Engraçado que a quase “violência” dos comentários e a descredibilização do trabalho não é na forma muito diferentes do que é frequentemente dirigidos a restaurantes vanguardistas. Embora o motivo para tal possa ser diferente. Curioso também que comentários às características e valor das propostas seja feita com tanta assertividade por quem não as provou. Como já disse os pontos de intersecção das situações são muitos.

Quem define onde se pode ser criativo – num festival temático, num restaurante de topo, quando o prato custa 6€ ou quando custa 50€? Qual o grau de inovação necessário? Com que ingredientes? O que é lícito misturar?
É imbecilidade colocar caracoletas num pastel de nata? E presunto num pudim de ovos, ou usar açúcar e carne para fazer morcelas doces? Ou larvas de abelha em ceviche? Onde está o limite? Quem define o que é válido? Quais as barreiras culturais ou de gosto pessoal que são admissíveis?

Eu não sei. Cada vez sei menos. Quem no tumulto que tem caracterizado as últimas décadas em geral, e também a cozinha, tiver certezas absolutas e valores imutáveis estará atento? Terá abertura para pensar fora da caixa? Flexibilidade para aceitar a mudança? Capacidade para analisar situações que têm novas componentes e portanto exigem critérios de avaliação completamente diferentes? Haverá tempo para uma análise aprofundada? 
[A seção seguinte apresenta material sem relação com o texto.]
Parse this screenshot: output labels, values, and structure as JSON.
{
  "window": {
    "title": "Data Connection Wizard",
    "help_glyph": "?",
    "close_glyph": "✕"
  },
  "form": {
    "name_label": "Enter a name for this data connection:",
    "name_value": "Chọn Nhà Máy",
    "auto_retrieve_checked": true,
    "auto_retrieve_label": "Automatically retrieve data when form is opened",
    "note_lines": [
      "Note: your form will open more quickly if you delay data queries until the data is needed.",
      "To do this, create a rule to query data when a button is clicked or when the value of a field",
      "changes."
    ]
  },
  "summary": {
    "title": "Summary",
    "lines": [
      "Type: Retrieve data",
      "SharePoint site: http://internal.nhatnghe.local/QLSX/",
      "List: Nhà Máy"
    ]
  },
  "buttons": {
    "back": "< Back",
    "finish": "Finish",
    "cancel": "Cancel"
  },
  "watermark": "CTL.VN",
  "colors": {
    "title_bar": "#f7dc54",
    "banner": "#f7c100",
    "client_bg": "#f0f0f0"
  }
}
Não sei. Muitas perguntas, cada vez mais dúvidas. Eu apenas tenho as minhas opiniões e não pretendo de forma alguma definir linhas divisórias sobre o que é válido ou não. Não tenho capacidade para mais do que formar a minha opinião, que não valerá mais do que qualquer outra. Mas para o fazer acho essencial abertura ao desconhecido sem preconceitos, conhecer, perceber, fundamentar opiniões de forma tão sólida quanto possível. 

(...)Quanto ao pastel de nata, tanto quanto me apercebi era a única sobremesa com caracol. Era um bom pastel de nata, queimadinho e as caracoletas não estavam por cima, estavam dentro do recheio. Não, não era “parvo” e ainda menos "imbecil". Era uma proposta arriscada, divertida, aventureira, ajustada à situação. Brilhante naquele contexto. E como disse, eu gostei e comê-lo-ia de bom grado até noutras situações.

(...)Eu também gosto de caracóis simples com uma imperial. Mas que isso não me obrigue a votos de fidelidade absoluta, nem constitua uma venda que me impeça de olhar para o lado."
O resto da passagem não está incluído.